Here the exact same hyperstatic symptoms that Davidson diagnoses in modern composition can be seen leading to a similar predicament: a diverting but directionless impasse. A seeming heterogeneity that conceals a fundamental homogeneity (traceable back, ultimately, to the nature of digital sound and its structuration protocols.) Paradoxically, it is the more insular, technologically-retarded scenes (footwork in Chicago now, hardcore rave in the early 90s) that produce a better outcome: a seeming homogeneity that masks genuine hetereogenity and forward-tilted strangeness.

The other thing worth saying about these nu-fusion or “superhybrid” styles/scenes is that their very rhetoric and philosophical repertoire has a pronounced “retro” air. These ideas and ideals have been around for what feels like forever! “New New School” nods to 1970s downtown New York in the Seventies , the post-Fluxus fluxed-upness and post-Cage uncagedness of minimalism, performance artists, and such edge-of-punk / outskirts of No Wave figures as Glenn Branca, Rhys Chatham and Arthur Russell.

Justin Davidson’s piece seems to have garnered a slew of annoyed and outright hostile responses from the modern composition community. One of the more measured responses, “The New Challenges of New Thinking”, appeared in Zeitschichten.

Peter Gilbert précis-ed the anti-Davidson stance: “He is called out as being an old school modernist, entrenched in a decrepit idea—that making something new requires rejecting the formerly new”, with commentators dismissing Davidson’s verdict of “a neither-here-nor-there absence of motivational direction” as mired in subjectivity. (Cue a twinge of déjà vu/writerly solidarity in me!).

Gilbert situates the conflict–and the annoyance–in terms of a generational shift. “The thirty-somethings of today… are the second generation of the everything’s-okay, no-style-can-hold-us ethos. For us this thinking is more normal than revolutionary, though we don’t take it for granted—I think we still own our omnivorous tastes with (probably unnecessary) pride…. the core ideal of nonsectarianism has almost complete ascendency now.”

Gilbert astutely notes that the musical radicals of the past who broke down aesthetic barriers created a world where there are in fact no barriers: “the power of their vision led to the open-minded future they wanted and subsequently (unintentionally) denied their students the opportunity to similarly respond”… As a result, the last ardent rigor… has dissolved into transition”.

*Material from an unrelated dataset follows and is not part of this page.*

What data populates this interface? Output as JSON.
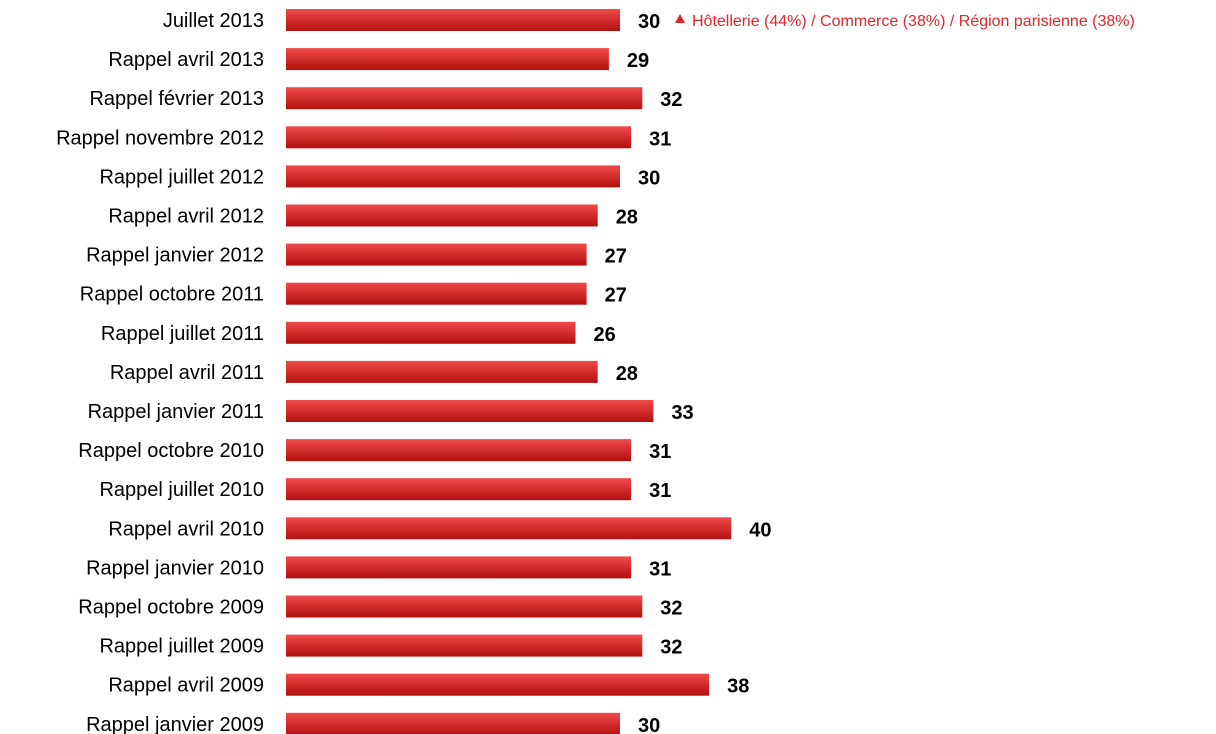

But (as Retromania argues) the trouble with this state of endless “transition” is that it looks a lot like the way fashion operates. Or indeed how high finance operates. Where no value is immune from being abruptly and utterly devalued.

What this means is that the principles and practices of “flux and mutability” have long ago shed their former subversive and utopian charge. Worse than that: they have become inverted, to the point where if anything they suggest the static and dystopian. Because in some fundamental and profoundly perturbing way, “flux” and “mutability” are actually isomorphic with the economy, characterized as it is by precariousness and the imposition of “flexible” work patterns.

This idea seems to lurk underneath Gilbert’s concluding remarks, where he writes about how “there is something different about this world where everything goes. We, the thirty-somethings, seem to largely be ardent believers of the new order and we readily shoot down dissent, but, as with anything relatively new, there are aspects and consequences of the changes in culture that we can’t yet fully anticipate or understand.”

All that’s solid melts into air, innit.